Les effets de cette interdiction cessent à l'expiration d'une durée, fixée par l'autorité administrative, qui ne peut excéder cinq ans à compter de l'exécution de l'obligation de quitter le territoire français. ".

11. Aux termes de l'article L. 612-10 : " Pour fixer la durée des interdictions de retour mentionnées aux articles L. 612-6 et L. 612-7, l'autorité administrative tient compte de la durée de présence de l'étranger sur le territoire français, de la nature et de l'ancienneté de ses liens avec la France, de la circonstance qu'il a déjà fait l'objet ou non d'une mesure d'éloignement et de la menace pour l'ordre public que représente sa présence sur le territoire français. / Il en est de même pour l'édiction et la durée de l'interdiction de retour mentionnée à l'article L. 612-8 () ".

12. Il ressort des pièces du dossier que Mme A est entrée en France afin d'obtenir une protection internationale. Le rejet définitif de sa demande d'asile est intervenu le 30 janvier 2024, soit quelques mois avant la mesure d'éloignement en litige. Par ailleurs, si Mme A ne justifie d'aucune autre attache sur le territoire français que sa fille et son époux qui ont vocation à l'accompagner dans son retour au Nigéria, il est constant que son comportement ne constitue pas une menace pour l'ordre public. Enfin, elle n'a fait l'objet d'aucune précédente mesure d'éloignement. Dans ces circonstances, la préfète de l'Ain ne pouvait, sans entacher sa décision d'erreur d'appréciation dans l'application des articles L. 612-8 et L. 612-10 précités au regard de la situation personnelle de la requérante, édicter à son encontre une interdiction de retour sur le territoire français.
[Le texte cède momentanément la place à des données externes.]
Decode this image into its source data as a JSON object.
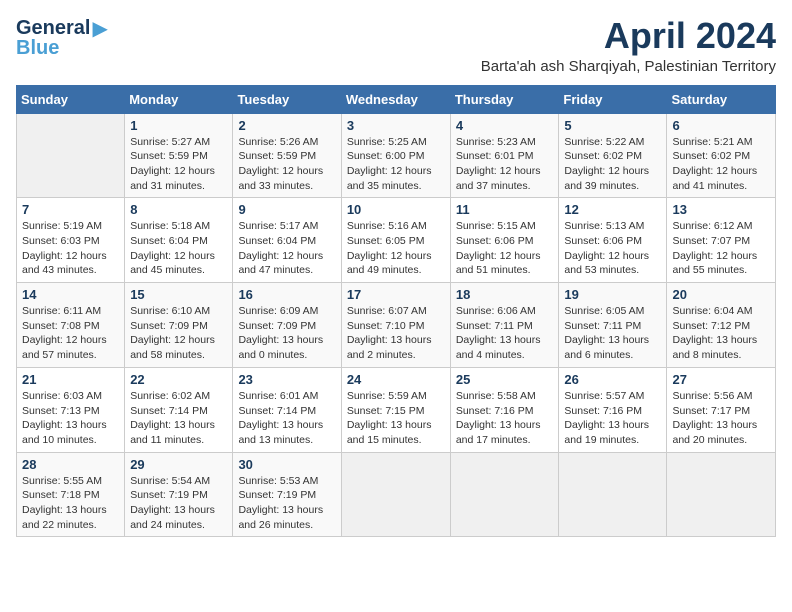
{
  "logo": {
    "line1": "General",
    "line2": "Blue",
    "icon": "🔷"
  },
  "title": "April 2024",
  "location": "Barta'ah ash Sharqiyah, Palestinian Territory",
  "weekdays": [
    "Sunday",
    "Monday",
    "Tuesday",
    "Wednesday",
    "Thursday",
    "Friday",
    "Saturday"
  ],
  "weeks": [
    [
      {
        "day": "",
        "info": ""
      },
      {
        "day": "1",
        "info": "Sunrise: 5:27 AM\nSunset: 5:59 PM\nDaylight: 12 hours\nand 31 minutes."
      },
      {
        "day": "2",
        "info": "Sunrise: 5:26 AM\nSunset: 5:59 PM\nDaylight: 12 hours\nand 33 minutes."
      },
      {
        "day": "3",
        "info": "Sunrise: 5:25 AM\nSunset: 6:00 PM\nDaylight: 12 hours\nand 35 minutes."
      },
      {
        "day": "4",
        "info": "Sunrise: 5:23 AM\nSunset: 6:01 PM\nDaylight: 12 hours\nand 37 minutes."
      },
      {
        "day": "5",
        "info": "Sunrise: 5:22 AM\nSunset: 6:02 PM\nDaylight: 12 hours\nand 39 minutes."
      },
      {
        "day": "6",
        "info": "Sunrise: 5:21 AM\nSunset: 6:02 PM\nDaylight: 12 hours\nand 41 minutes."
      }
    ],
    [
      {
        "day": "7",
        "info": "Sunrise: 5:19 AM\nSunset: 6:03 PM\nDaylight: 12 hours\nand 43 minutes."
      },
      {
        "day": "8",
        "info": "Sunrise: 5:18 AM\nSunset: 6:04 PM\nDaylight: 12 hours\nand 45 minutes."
      },
      {
        "day": "9",
        "info": "Sunrise: 5:17 AM\nSunset: 6:04 PM\nDaylight: 12 hours\nand 47 minutes."
      },
      {
        "day": "10",
        "info": "Sunrise: 5:16 AM\nSunset: 6:05 PM\nDaylight: 12 hours\nand 49 minutes."
      },
      {
        "day": "11",
        "info": "Sunrise: 5:15 AM\nSunset: 6:06 PM\nDaylight: 12 hours\nand 51 minutes."
      },
      {
        "day": "12",
        "info": "Sunrise: 5:13 AM\nSunset: 6:06 PM\nDaylight: 12 hours\nand 53 minutes."
      },
      {
        "day": "13",
        "info": "Sunrise: 6:12 AM\nSunset: 7:07 PM\nDaylight: 12 hours\nand 55 minutes."
      }
    ],
    [
      {
        "day": "14",
        "info": "Sunrise: 6:11 AM\nSunset: 7:08 PM\nDaylight: 12 hours\nand 57 minutes."
      },
      {
        "day": "15",
        "info": "Sunrise: 6:10 AM\nSunset: 7:09 PM\nDaylight: 12 hours\nand 58 minutes."
      },
      {
        "day": "16",
        "info": "Sunrise: 6:09 AM\nSunset: 7:09 PM\nDaylight: 13 hours\nand 0 minutes."
      },
      {
        "day": "17",
        "info": "Sunrise: 6:07 AM\nSunset: 7:10 PM\nDaylight: 13 hours\nand 2 minutes."
      },
      {
        "day": "18",
        "info": "Sunrise: 6:06 AM\nSunset: 7:11 PM\nDaylight: 13 hours\nand 4 minutes."
      },
      {
        "day": "19",
        "info": "Sunrise: 6:05 AM\nSunset: 7:11 PM\nDaylight: 13 hours\nand 6 minutes."
      },
      {
        "day": "20",
        "info": "Sunrise: 6:04 AM\nSunset: 7:12 PM\nDaylight: 13 hours\nand 8 minutes."
      }
    ],
    [
      {
        "day": "21",
        "info": "Sunrise: 6:03 AM\nSunset: 7:13 PM\nDaylight: 13 hours\nand 10 minutes."
      },
      {
        "day": "22",
        "info": "Sunrise: 6:02 AM\nSunset: 7:14 PM\nDaylight: 13 hours\nand 11 minutes."
      },
      {
        "day": "23",
        "info": "Sunrise: 6:01 AM\nSunset: 7:14 PM\nDaylight: 13 hours\nand 13 minutes."
      },
      {
        "day": "24",
        "info": "Sunrise: 5:59 AM\nSunset: 7:15 PM\nDaylight: 13 hours\nand 15 minutes."
      },
      {
        "day": "25",
        "info": "Sunrise: 5:58 AM\nSunset: 7:16 PM\nDaylight: 13 hours\nand 17 minutes."
      },
      {
        "day": "26",
        "info": "Sunrise: 5:57 AM\nSunset: 7:16 PM\nDaylight: 13 hours\nand 19 minutes."
      },
      {
        "day": "27",
        "info": "Sunrise: 5:56 AM\nSunset: 7:17 PM\nDaylight: 13 hours\nand 20 minutes."
      }
    ],
    [
      {
        "day": "28",
        "info": "Sunrise: 5:55 AM\nSunset: 7:18 PM\nDaylight: 13 hours\nand 22 minutes."
      },
      {
        "day": "29",
        "info": "Sunrise: 5:54 AM\nSunset: 7:19 PM\nDaylight: 13 hours\nand 24 minutes."
      },
      {
        "day": "30",
        "info": "Sunrise: 5:53 AM\nSunset: 7:19 PM\nDaylight: 13 hours\nand 26 minutes."
      },
      {
        "day": "",
        "info": ""
      },
      {
        "day": "",
        "info": ""
      },
      {
        "day": "",
        "info": ""
      },
      {
        "day": "",
        "info": ""
      }
    ]
  ]
}
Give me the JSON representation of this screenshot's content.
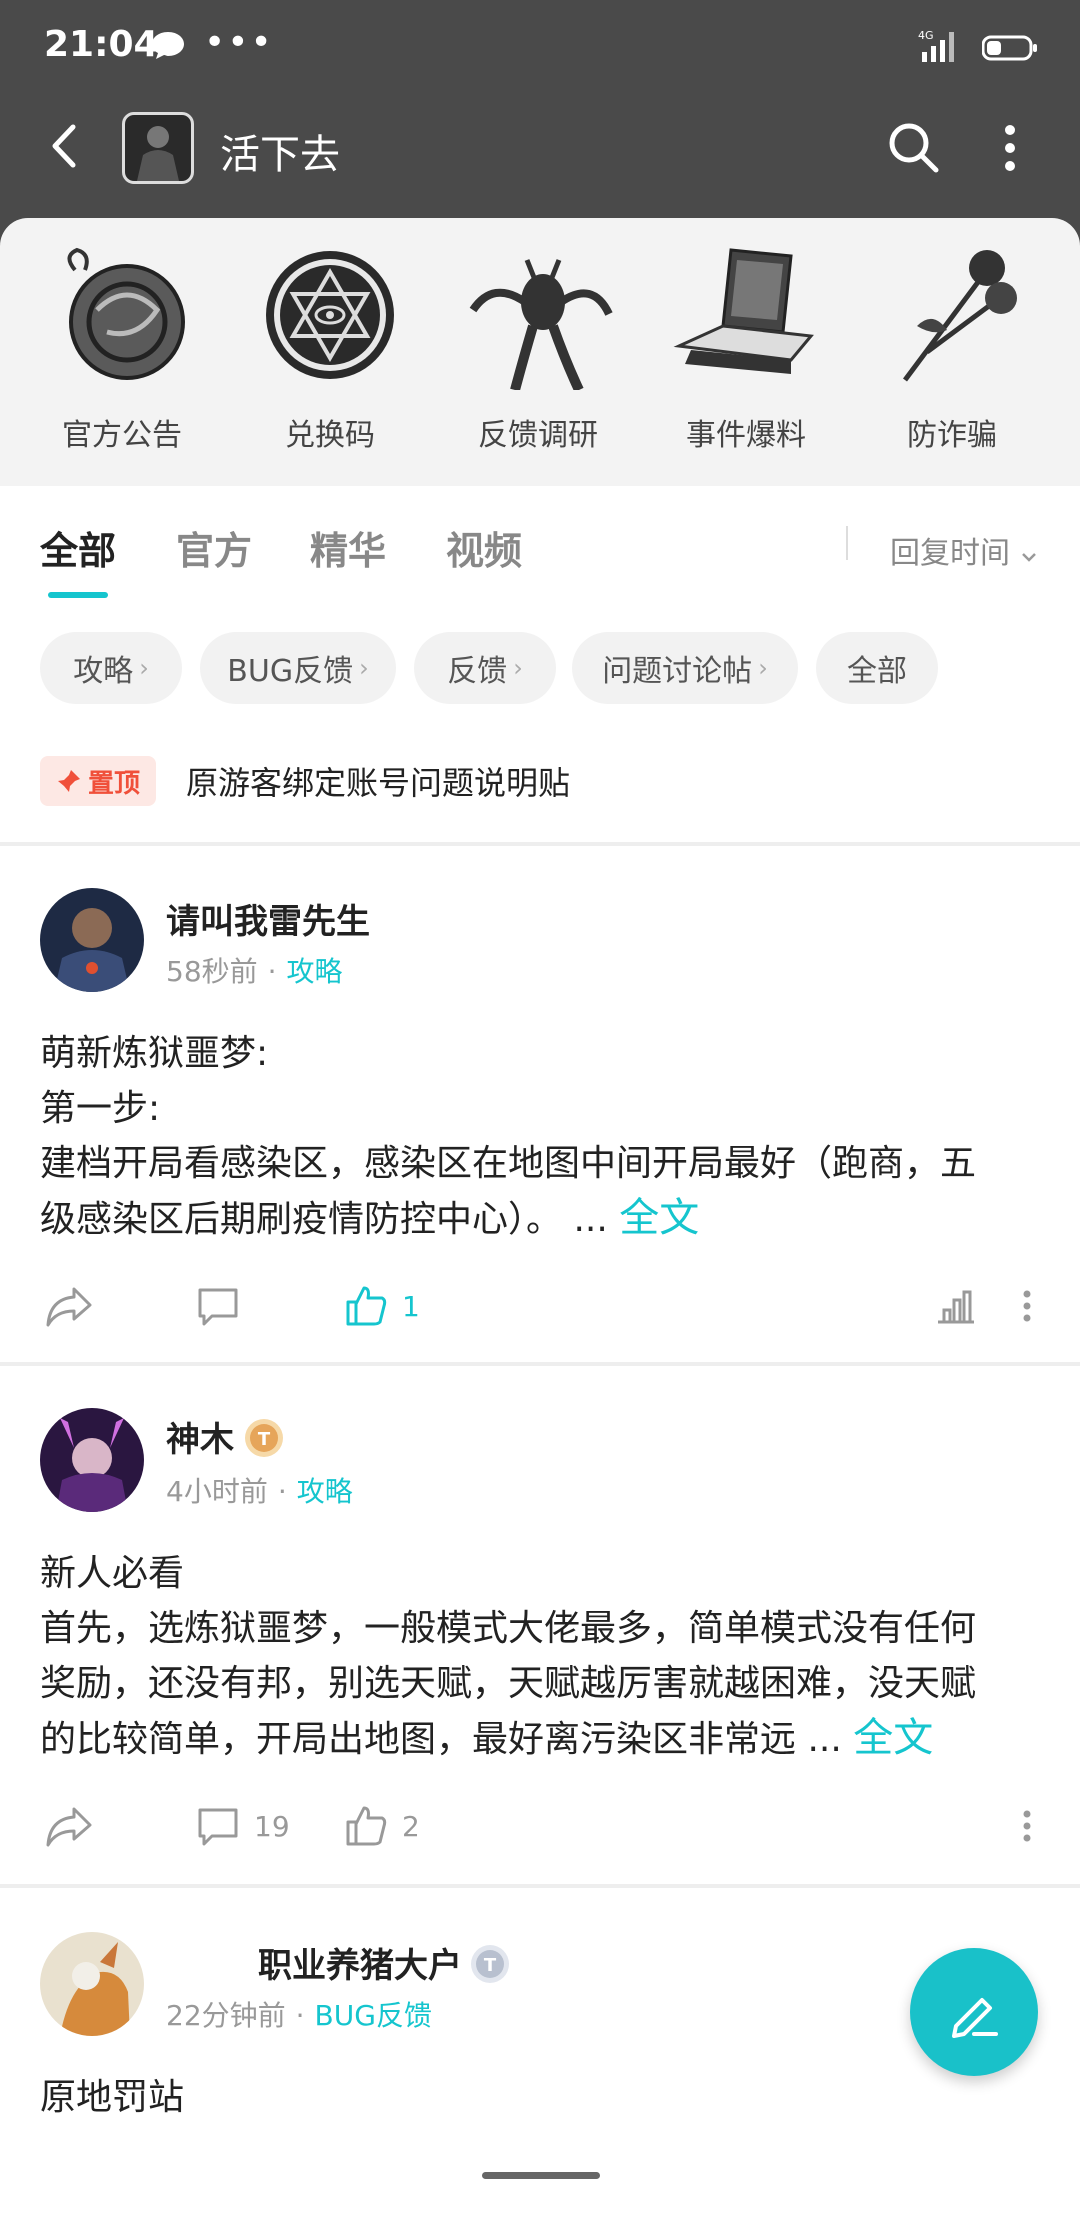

13. Il résulte de ce qui précède que Mme A est fondée à demander l'annulation de la décision lui interdisant de retourner sur le territoire français pendant six mois. Les conclusions tendant à l'annulation des décisions l'obligeant à quitter le territoire français dans le délai de trente jours et désignant un pays de renvoi doivent, en revanche, être rejetées.

Sur les conclusions à fin d'injonction :

14. Le présent jugement, qui rejette les conclusions à fin d'annulation de l'obligation de quitter le territoire français, n'implique pas que la préfète de l'Ain réexamine la situation de Mme A. Les conclusions à fin d'injonction doivent donc être rejetées.

Sur les frais liés au litige :

15. Il n'y a pas lieu, dans les circonstances de l'espèce, de mettre à la charge de l'Etat le versement d'une somme au titre des frais exposés et non compris dans les dépens.

D E C I D E :

Article 1er : Mme A est admise au bénéfice de l'aide juridictionnelle provisoire.

Article 2 : La décision de la préfète de l'Ain du 29 avril 2024, interdisant à Mme A de retourner sur le territoire français pour une durée de six mois, est annulée.

Article 3 : Le surplus des conclusions de la requête est rejeté.

Article 4 : Le présent jugement sera notifié à Mme B A et à la préfète de l'Ain.

Rendu public par mise à disposition au greffe le 15 juillet 2024.

La magistrate désignée,

E. de Lacoste Lareymondie

La greffière,

S. Lecas

La République mande et ordonne à la préfète de l'Ain en ce qui la concerne ou à tous commissaires de justice à ce requis en ce qui concerne les voies de droit commun contre les parties privées, de pourvoir à l'exécution de la présente décision.